The first half was all Michigan, as an unknown young player named Spike Albrecht lit up the Cardinals. The 5-foot-11-inch freshman threw his coming out party, blind-siding the 74,326 fans in attendance and millions following along elsewhere with his best Gerry McNamara impression: 17 first-half points on 4-5 shooting from three. Before tonight, Albrecht scored a total of 48 points all season.

National Player of the Year Trey Burke wasn’t the least bit surprised. “If there was a point guard I want coming off the bench, it’s Spike,” he said. “We see him do things in practice a lot.” At halftime, Jalen Rose recounted the greatest point guards of all time: “Right now it’s Magic Johnson, Isaiah Thomas and Spike Albrecht.”

But another hero, perhaps previously unsung to those outside his locker room, also came off the bench and sang the winning song twice in three days. Louisville's Luke Hancock, the first non-starter to earn the Final Four’s Most Outstanding Player honor, single-handedly brought his team back into the game with 16 first half points, finishing with 22 in front of his father who is facing a serious but undisclosed illness. Teammate Russ Smith described the performance as “just what he does.” 

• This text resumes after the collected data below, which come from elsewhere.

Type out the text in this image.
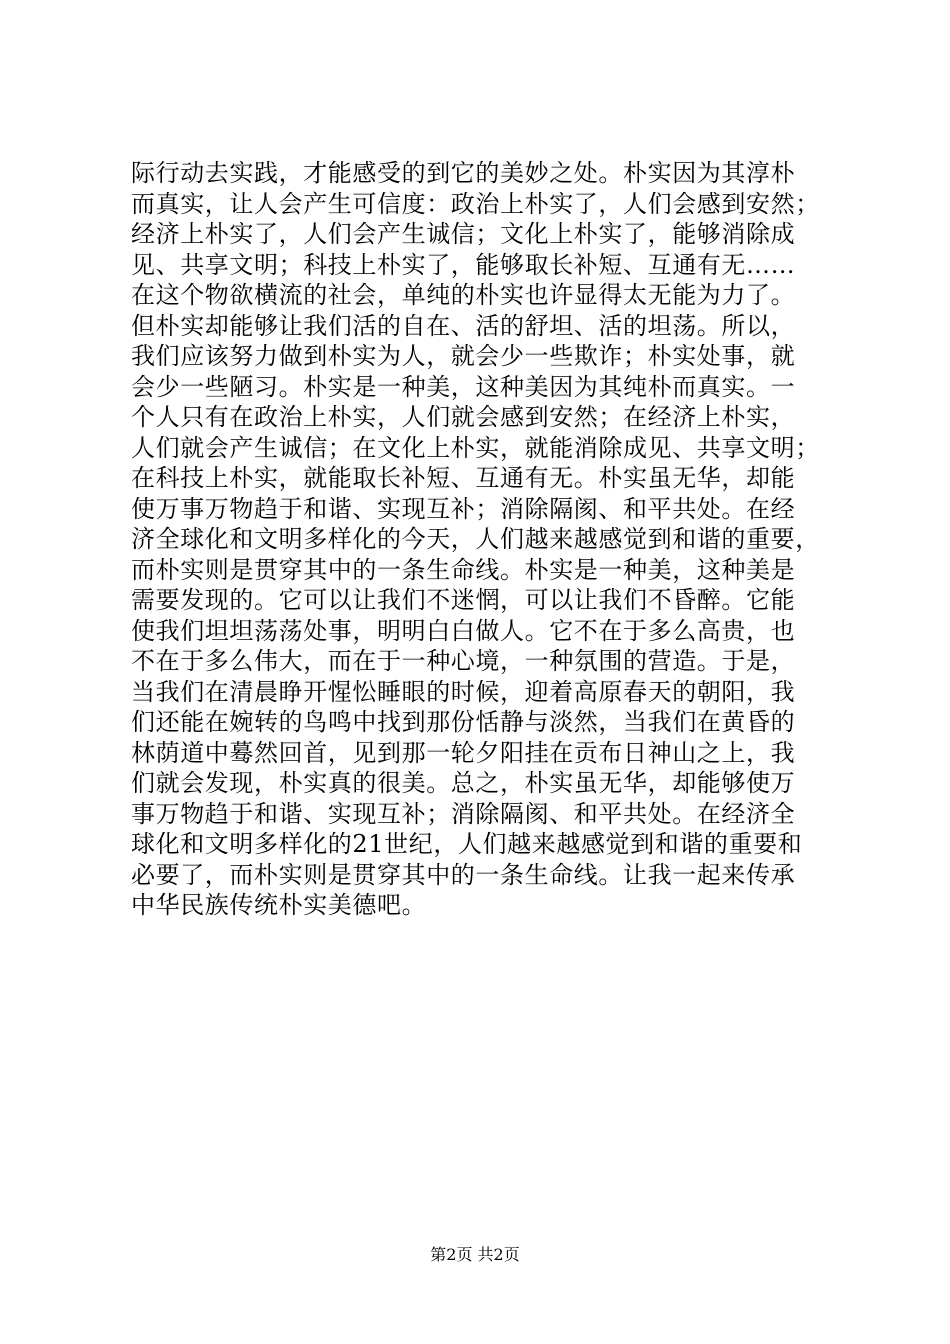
际行动去实践，才能感受的到它的美妙之处。朴实因为其淳朴
而真实，让人会产生可信度：政治上朴实了，人们会感到安然；
经济上朴实了，人们会产生诚信；文化上朴实了，能够消除成
见、共享文明；科技上朴实了，能够取长补短、互通有无……
在这个物欲横流的社会，单纯的朴实也许显得太无能为力了。
但朴实却能够让我们活的自在、活的舒坦、活的坦荡。所以，
我们应该努力做到朴实为人，就会少一些欺诈；朴实处事，就
会少一些陋习。朴实是一种美，这种美因为其纯朴而真实。一
个人只有在政治上朴实，人们就会感到安然；在经济上朴实，
人们就会产生诚信；在文化上朴实，就能消除成见、共享文明；
在科技上朴实，就能取长补短、互通有无。朴实虽无华，却能
使万事万物趋于和谐、实现互补；消除隔阂、和平共处。在经
济全球化和文明多样化的今天，人们越来越感觉到和谐的重要，
而朴实则是贯穿其中的一条生命线。朴实是一种美，这种美是
需要发现的。它可以让我们不迷惘，可以让我们不昏醉。它能
使我们坦坦荡荡处事，明明白白做人。它不在于多么高贵，也
不在于多么伟大，而在于一种心境，一种氛围的营造。于是，
当我们在清晨睁开惺忪睡眼的时候，迎着高原春天的朝阳，我
们还能在婉转的鸟鸣中找到那份恬静与淡然，当我们在黄昏的
林荫道中蓦然回首，见到那一轮夕阳挂在贡布日神山之上，我
们就会发现，朴实真的很美。总之，朴实虽无华，却能够使万
事万物趋于和谐、实现互补；消除隔阂、和平共处。在经济全
球化和文明多样化的21世纪，人们越来越感觉到和谐的重要和
必要了，而朴实则是贯穿其中的一条生命线。让我一起来传承
中华民族传统朴实美德吧。
第2页 共2页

Rick Pitino further stamped his already shiny coaching résumé, becoming the first head coach to win national titles with two different teams — the first with the University of Kentucky in 1996—the same day he was inducted to the Naismith Memorial Basketball Hall of Fame.

And there then there was Kevin Ware and his leg.  At the collegiate level, every team purports to be the closest group of brothers or sisters. The leg that could have also ended Louisville's season instead solidified a special bond within the group of young Cardinals. Kevin Ware, who watched from the sideline, had no idea the team arranged for the hoop to be lowered, allowing him a snip at the net. “It’s been such a rollercoaster of emotions,” Pitino said. “I’ve been around when guys blow out their ACLs, but I’ve never seen such affection and spontaneous emotion. That was really, really special.”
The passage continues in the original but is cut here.